Ya, jawaban yang kubutuhkan, " Kenapa?", dan kali ini aku membutuhkan alasan.
" Karena dia selalu menatap matahari, dia menyukai matahari..."
" O ya..." aku menggantung kalimatku, apa ini Legenda Raja Matahari yang baru? Aku menggumam.
" Apa matahari menyukainya?" tanyaku akhirnya.
" Entahlah, dia terlalu hebat untuk dimiliki oleh setangkai bunga yang hanya bisa menuggu..."
***
Aku meraba saku jaketku lalu kutemukan biji berwarna hitam itu. Kupandangi satu per satu untuk selanjutnya kusimpan dalam kotak berwarna biru. Sebentar aku berpikir untuk sekadar menyimpaannya lalu detik berikutnya aku memutuskan untuk menanamnya di bawah jendela kamarku. Karena bunga matahari itu begitu tegar, karena bunga matahari adalah penunggu yang tak pernah bosan. Begitu pun aku, selalu berusaha untuk tegar, apa pun yang akan terjadi padaku, aku bukan lelaki lemah, bukan…aku juga bukan lelaki yang selalu berjanji, bukan karena takut mengingkari, tapi justeru aku terlalu takut untuk menepati, takut ketepatanku tak sesuai dengan apa yang kujanjikan. Aku bukan lelaki bodoh yang mengejar wanita-wanita bodoh, bukan…aku bukan lelaki sempurna yang mengejar wanita sempurna, aku mengejar wanita yang tak sempurna, agar aku berkesempatan melengkapi apa yang tak dimilikinya…jika dia hanya memiliki separuh hati, maka akan kulengkapi untuk jadi sebentuk hati, pun jika dia tak memiliki mata, maka aku siap untuk menjadi matanya…Terakhir, aku berjanji untuk tidak akan menangis…
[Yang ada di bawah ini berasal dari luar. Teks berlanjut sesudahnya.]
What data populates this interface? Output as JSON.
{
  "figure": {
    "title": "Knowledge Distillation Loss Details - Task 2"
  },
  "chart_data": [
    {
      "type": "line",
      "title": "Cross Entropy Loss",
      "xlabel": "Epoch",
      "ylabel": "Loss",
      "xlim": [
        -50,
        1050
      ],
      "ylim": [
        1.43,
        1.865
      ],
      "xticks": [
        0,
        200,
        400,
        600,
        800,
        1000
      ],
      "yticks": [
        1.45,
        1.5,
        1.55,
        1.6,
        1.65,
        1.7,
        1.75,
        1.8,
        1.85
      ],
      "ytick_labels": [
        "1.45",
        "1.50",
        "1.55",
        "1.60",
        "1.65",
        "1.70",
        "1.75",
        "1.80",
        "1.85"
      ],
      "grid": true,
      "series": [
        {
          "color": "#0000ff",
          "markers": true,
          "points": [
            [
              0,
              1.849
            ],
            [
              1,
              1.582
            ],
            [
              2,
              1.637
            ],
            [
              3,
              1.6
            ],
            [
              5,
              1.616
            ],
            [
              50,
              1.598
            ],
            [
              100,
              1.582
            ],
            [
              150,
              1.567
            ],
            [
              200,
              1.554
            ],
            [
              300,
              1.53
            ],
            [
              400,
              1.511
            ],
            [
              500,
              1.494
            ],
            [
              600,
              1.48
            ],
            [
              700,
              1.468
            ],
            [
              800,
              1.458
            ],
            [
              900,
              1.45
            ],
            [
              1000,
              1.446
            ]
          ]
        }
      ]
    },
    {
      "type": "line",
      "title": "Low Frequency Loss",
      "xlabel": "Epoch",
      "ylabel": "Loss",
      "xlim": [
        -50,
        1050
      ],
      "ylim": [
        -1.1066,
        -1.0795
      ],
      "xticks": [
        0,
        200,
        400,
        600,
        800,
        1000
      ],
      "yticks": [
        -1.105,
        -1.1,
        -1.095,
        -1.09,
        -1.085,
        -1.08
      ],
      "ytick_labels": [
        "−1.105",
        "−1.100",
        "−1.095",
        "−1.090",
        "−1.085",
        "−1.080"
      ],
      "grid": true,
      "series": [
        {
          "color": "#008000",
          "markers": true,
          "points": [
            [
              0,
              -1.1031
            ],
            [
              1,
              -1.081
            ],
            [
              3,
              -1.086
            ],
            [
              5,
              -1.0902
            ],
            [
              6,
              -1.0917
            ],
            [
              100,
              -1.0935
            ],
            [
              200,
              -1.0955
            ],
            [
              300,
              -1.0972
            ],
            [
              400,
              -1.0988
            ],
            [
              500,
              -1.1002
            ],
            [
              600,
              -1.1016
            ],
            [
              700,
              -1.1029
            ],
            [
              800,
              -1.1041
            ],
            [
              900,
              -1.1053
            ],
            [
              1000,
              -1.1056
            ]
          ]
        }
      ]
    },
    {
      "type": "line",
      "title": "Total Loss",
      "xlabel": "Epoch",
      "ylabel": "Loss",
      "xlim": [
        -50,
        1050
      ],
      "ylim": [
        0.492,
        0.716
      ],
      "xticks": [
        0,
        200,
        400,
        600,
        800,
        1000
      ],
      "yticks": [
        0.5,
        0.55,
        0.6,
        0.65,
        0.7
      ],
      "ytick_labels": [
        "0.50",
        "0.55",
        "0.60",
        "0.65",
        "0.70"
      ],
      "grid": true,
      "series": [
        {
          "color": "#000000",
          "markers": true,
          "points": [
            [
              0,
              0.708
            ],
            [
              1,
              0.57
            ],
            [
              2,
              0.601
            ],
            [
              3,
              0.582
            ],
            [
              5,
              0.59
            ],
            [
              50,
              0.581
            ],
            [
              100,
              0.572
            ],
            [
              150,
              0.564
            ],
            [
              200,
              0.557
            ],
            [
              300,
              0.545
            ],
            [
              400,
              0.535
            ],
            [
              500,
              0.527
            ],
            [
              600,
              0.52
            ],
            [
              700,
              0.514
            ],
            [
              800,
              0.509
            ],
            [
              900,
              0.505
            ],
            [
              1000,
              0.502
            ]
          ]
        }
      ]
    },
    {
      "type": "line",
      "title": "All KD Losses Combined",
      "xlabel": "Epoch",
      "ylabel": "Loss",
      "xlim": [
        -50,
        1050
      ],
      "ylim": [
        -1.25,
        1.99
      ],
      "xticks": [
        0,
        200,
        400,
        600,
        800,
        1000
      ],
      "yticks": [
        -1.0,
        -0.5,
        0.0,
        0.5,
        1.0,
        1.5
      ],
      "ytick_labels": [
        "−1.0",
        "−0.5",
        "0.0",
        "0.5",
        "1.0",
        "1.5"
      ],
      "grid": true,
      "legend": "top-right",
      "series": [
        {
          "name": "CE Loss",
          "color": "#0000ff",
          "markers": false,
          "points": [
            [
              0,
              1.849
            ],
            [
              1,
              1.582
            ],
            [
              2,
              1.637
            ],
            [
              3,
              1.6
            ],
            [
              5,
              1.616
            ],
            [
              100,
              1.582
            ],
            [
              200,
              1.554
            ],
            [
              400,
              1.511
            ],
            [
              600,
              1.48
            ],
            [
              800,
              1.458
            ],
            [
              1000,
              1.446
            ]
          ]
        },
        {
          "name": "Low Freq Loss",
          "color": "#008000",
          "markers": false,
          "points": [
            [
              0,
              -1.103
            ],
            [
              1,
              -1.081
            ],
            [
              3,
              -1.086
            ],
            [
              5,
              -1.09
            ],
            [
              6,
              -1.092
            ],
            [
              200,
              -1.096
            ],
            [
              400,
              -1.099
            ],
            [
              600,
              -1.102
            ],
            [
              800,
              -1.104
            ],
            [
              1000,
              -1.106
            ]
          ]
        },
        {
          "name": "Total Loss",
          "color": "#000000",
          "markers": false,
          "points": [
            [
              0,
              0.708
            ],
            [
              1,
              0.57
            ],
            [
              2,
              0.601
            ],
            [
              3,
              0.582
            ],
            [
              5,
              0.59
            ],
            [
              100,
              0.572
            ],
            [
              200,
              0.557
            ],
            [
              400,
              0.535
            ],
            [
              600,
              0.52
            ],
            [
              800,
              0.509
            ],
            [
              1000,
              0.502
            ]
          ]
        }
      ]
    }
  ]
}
" Selesai…" gumamku sambil membersihkan sisa-sisa tanah di tanganku. Aku berhenti sejenak, menatap telapak tanganku, telapak tangan yang selalu menggandengmu setiap pagi, adakah kau ingat semua ini?
***
" Siapa namanya?" Firdi bertanya sesudah menghabiskan separuh dari teh botolnya.
" Siapa?"
" Siapa lagi, gadis itu..."
" Entahlah..." jawabku ringan. Firdi terlihat kecewa dengan jawabanku, tapi aku tak peduli. Nama? Ya sesuatu yang tak pernah kutanyakan sebelumnya. Bagiku, ini bukan sesuatu yang harus diributkan.
" OK. Tapi, kali ini kau harus tahu: sampai kapan kau akan menjadi pahlawan baginya?"
Ini pertanyaan Firdi yang sangat membosankan, " Selamanya..." jawabku tanpa berpikir lalu meninggalkannya sendirian. Aku berjalan menuju perpustakaan sekolah dan memilih untuk menghabiskan waktu istirahatku di sana.
" Yang tadi pagi itu lumayan..." satu suara sinis membuatku menoleh. Dia Lyra. Aku tak menjawab sambil melanjutkan membaca.
" Cukup cantik, tinggi, sedikit kuno, dan..." suaranya menggantung.
" Dia buta..." ucapku ringan sambil melemparkan buku ke rak di sampingku. Kenapa semua orang meributkan hal-hal yang bukan menjadi urusannya? Ini sangat menjijikan...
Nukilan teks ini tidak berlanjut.